JEAN-RENE GEHAN, the cultural counselor of the French Embassy, stands and jokingly thanks the guests who have "braved French bashing to come and support us."

Mr. Talbot privately recalls his meeting with Ms. Moreau.

"She was with a group of people," he said. "I didn't know her. I met her in the pink, as they say. She's forgotten. I didn't forget."
 
Perhaps It's the Socks


Meanwhile, at Michael Jordan's The Steakhouse at Grand Central Terminal, the news magazine The Week was having one of its occasional luncheon panels, with HAROLD EVANS moderating. The subject: "Media Bias: Left or Right?" The panelists, sitting at the front of the room in their stools: ERIC ALTERMAN, who writes for The Nation; the columnist ARIANNA HUFFINGTON and WILLIAM McGOWAN, a Manhattan Institute fellow, all of whom wore business attire and had books to plug, and the actress JANEANE GAROFALO, in a pink T-shirt, blue jeans, and burgundy blazer.

Ms. Huffington termed the media "shallow, obsessive and toxic."

Ms. Garofalo said: "Apparently if you go into the entertainment industry, you're not deemed intelligent and not allowed First Amendment rights."

Mr. McGowan said that antiwar activists were not being taken seriously because they were "prattling banalities."

Ms. Garofalo withdrew, saying she doubted anyone would leave the discussion changed.

Mr. Evans told Ms. Garofalo that she should not wear a "holier-than-thou cloak."

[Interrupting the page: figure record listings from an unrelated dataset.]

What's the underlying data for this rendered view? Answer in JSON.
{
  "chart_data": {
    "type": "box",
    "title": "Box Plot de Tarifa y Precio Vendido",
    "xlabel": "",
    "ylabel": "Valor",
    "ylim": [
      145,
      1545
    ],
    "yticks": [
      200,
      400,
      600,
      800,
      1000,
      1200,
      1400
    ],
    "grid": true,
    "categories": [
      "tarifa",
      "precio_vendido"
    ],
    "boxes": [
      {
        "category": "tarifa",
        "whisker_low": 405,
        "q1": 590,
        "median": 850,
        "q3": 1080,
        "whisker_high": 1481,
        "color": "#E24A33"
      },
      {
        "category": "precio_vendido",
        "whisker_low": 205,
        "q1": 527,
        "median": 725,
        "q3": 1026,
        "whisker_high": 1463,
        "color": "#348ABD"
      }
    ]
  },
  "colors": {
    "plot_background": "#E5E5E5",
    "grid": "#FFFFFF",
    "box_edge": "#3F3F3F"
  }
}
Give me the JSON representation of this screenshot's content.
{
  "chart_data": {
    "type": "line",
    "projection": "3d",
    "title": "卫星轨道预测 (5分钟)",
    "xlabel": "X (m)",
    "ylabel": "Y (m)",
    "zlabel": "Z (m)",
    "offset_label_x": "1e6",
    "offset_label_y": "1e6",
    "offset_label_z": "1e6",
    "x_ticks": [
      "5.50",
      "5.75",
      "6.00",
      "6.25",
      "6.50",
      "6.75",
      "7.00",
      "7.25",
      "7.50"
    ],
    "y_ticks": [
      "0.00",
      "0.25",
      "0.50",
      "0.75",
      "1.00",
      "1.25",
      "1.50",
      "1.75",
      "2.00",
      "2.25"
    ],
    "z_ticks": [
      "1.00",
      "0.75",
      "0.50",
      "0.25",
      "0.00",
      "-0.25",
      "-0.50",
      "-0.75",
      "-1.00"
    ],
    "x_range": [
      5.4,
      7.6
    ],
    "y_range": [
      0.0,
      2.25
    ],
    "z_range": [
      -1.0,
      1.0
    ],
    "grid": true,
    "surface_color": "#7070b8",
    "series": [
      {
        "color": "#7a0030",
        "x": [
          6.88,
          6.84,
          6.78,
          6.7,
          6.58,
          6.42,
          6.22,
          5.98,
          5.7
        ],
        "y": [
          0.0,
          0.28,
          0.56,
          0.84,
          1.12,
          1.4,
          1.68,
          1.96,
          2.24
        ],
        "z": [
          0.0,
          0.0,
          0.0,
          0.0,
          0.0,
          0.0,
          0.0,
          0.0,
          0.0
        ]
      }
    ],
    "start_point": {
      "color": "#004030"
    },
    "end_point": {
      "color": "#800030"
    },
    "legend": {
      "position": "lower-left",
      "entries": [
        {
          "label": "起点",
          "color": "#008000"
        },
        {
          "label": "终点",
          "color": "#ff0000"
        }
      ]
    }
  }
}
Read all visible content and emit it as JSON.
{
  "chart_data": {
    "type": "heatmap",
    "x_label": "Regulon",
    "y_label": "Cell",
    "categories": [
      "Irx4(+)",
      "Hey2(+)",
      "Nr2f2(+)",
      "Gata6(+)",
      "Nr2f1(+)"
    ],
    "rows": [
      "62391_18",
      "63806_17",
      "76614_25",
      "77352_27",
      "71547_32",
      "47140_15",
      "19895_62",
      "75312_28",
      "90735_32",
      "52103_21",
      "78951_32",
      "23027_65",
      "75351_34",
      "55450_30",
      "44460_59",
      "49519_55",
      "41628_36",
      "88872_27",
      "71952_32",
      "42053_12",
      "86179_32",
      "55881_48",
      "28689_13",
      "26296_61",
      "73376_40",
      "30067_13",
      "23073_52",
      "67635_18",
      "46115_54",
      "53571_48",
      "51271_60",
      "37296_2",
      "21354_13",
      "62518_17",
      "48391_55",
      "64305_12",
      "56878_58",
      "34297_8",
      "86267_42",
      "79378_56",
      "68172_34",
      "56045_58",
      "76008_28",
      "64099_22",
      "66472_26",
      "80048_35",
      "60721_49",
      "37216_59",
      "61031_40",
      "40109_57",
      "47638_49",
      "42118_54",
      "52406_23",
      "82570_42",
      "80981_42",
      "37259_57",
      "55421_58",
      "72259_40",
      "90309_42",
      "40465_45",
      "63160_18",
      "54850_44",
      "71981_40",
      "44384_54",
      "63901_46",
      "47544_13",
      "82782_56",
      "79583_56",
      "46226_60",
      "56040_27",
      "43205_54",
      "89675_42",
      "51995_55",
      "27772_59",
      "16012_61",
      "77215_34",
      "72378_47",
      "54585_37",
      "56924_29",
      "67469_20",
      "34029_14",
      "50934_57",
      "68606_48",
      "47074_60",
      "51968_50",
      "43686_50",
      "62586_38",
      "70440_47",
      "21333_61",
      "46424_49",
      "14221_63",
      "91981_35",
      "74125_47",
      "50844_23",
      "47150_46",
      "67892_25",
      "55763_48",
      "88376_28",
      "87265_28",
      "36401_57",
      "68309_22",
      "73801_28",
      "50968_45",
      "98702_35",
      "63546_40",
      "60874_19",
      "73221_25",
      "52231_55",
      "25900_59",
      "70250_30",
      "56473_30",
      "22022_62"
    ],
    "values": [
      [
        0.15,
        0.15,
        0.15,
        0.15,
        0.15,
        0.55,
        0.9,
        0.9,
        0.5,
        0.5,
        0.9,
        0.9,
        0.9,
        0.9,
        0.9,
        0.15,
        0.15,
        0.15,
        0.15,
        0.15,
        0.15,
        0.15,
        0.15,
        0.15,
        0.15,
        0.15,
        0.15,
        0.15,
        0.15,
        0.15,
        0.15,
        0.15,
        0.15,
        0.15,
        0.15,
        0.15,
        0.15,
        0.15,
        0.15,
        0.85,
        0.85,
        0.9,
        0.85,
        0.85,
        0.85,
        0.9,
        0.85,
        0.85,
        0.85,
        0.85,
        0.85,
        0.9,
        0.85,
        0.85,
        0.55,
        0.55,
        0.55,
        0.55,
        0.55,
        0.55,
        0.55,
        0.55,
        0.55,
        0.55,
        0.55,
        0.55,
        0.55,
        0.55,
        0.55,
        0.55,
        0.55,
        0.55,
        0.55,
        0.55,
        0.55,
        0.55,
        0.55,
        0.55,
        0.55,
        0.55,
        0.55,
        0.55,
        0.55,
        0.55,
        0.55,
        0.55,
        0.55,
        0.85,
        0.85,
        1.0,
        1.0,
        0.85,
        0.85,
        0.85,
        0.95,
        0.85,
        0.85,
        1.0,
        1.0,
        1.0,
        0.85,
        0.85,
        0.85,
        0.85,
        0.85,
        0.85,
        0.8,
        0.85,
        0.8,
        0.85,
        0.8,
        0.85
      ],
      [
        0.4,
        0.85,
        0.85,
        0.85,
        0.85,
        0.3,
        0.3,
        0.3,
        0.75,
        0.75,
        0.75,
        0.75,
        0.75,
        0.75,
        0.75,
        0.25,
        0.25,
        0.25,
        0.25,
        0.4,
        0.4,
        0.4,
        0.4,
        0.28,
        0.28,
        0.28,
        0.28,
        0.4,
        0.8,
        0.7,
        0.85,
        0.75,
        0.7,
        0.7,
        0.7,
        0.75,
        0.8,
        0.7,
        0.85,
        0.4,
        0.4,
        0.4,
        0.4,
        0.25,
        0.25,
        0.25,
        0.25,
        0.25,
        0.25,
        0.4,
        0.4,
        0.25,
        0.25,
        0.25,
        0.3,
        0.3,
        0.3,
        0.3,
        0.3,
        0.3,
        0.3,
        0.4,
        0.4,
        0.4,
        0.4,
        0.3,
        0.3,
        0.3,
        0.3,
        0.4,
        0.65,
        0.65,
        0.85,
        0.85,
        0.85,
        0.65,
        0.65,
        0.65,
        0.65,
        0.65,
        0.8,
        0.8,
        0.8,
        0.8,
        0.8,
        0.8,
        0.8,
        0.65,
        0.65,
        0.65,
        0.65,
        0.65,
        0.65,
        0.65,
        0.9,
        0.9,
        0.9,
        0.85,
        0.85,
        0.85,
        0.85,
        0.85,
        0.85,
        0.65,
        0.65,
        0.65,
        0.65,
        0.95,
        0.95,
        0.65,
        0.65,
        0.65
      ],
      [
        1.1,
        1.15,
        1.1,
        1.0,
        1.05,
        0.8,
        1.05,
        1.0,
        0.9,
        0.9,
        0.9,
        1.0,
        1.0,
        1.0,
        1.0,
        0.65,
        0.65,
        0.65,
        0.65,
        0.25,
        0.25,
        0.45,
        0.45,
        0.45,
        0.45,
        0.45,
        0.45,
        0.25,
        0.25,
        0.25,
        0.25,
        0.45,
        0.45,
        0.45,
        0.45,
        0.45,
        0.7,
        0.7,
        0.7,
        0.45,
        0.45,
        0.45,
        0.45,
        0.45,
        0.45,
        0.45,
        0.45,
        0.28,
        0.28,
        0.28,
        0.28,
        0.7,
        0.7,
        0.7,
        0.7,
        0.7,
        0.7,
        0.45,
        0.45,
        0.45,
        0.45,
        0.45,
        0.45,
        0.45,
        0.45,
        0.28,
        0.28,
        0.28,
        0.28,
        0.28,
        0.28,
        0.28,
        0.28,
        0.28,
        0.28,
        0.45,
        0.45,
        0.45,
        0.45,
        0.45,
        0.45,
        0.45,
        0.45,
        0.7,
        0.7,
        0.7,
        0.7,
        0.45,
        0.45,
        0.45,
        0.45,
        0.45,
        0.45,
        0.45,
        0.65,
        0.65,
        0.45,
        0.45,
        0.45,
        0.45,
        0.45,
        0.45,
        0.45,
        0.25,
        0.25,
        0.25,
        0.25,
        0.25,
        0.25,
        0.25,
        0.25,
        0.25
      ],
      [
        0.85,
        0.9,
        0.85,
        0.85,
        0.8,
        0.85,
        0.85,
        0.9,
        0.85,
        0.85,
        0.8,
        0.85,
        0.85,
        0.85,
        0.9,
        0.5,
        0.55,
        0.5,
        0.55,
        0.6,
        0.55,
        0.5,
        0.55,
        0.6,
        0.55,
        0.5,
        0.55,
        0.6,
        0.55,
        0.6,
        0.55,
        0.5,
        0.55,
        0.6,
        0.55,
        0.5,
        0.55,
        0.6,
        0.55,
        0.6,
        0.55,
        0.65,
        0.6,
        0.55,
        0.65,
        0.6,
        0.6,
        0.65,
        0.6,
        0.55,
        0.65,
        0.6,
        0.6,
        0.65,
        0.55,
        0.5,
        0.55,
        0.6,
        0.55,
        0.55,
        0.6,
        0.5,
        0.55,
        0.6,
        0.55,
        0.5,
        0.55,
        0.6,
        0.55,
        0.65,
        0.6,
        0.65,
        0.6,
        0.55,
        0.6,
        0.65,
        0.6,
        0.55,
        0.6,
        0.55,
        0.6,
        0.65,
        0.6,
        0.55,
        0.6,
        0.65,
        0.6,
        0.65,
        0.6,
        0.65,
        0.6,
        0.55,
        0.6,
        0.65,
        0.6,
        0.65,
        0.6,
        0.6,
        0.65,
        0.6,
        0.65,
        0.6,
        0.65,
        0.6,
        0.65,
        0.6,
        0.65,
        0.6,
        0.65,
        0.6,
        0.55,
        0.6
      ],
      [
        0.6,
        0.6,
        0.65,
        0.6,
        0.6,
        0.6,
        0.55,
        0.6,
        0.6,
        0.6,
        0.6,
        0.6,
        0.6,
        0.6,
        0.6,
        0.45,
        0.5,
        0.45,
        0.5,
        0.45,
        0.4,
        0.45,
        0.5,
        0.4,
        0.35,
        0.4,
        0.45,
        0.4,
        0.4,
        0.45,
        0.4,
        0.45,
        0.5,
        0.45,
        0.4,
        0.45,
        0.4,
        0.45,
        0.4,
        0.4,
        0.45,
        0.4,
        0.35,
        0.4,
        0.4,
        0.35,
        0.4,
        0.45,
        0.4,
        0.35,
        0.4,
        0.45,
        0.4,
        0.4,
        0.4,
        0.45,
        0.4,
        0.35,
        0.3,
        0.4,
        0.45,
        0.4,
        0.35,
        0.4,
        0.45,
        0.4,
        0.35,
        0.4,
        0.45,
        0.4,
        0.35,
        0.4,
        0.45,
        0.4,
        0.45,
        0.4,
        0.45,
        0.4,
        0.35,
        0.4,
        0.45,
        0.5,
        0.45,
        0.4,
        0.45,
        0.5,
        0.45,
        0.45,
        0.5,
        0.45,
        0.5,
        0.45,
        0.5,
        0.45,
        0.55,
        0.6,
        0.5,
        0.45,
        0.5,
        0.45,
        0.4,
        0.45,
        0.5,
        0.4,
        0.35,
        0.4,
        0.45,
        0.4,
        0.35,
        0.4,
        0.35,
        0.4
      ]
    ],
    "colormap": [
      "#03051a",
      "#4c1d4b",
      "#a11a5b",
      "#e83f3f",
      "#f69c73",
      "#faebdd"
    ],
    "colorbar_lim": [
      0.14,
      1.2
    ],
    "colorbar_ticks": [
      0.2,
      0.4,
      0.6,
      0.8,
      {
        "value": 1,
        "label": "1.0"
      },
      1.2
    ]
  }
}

Ms. Garofalo, on her stool, waggled her feet, in blue sneakers with purple shoelaces and small bootie socks with pompoms. She was slumped in a corner, with Mr. Evans and Mr. McGowan moving into her easily forfeited personal space, and she gazed out at the Zodiac constellations on the ceiling of the terminal. Then Mr. Evans, wrapping it up, told the guests that the speakers would stick around to sign their books. Except for one.

"Thank you Janeane," Mr. Evans said. "You don't have a book."
 
Meanwhile, in Qatar

GEORGE ALLISON, a Hollywood set designer whose last major credit was art director for the Kirk Douglas and Michael Douglas movie, "It Runs in the Family," has designed a $200,000 stage for military briefings, ArmyTimes.com reported.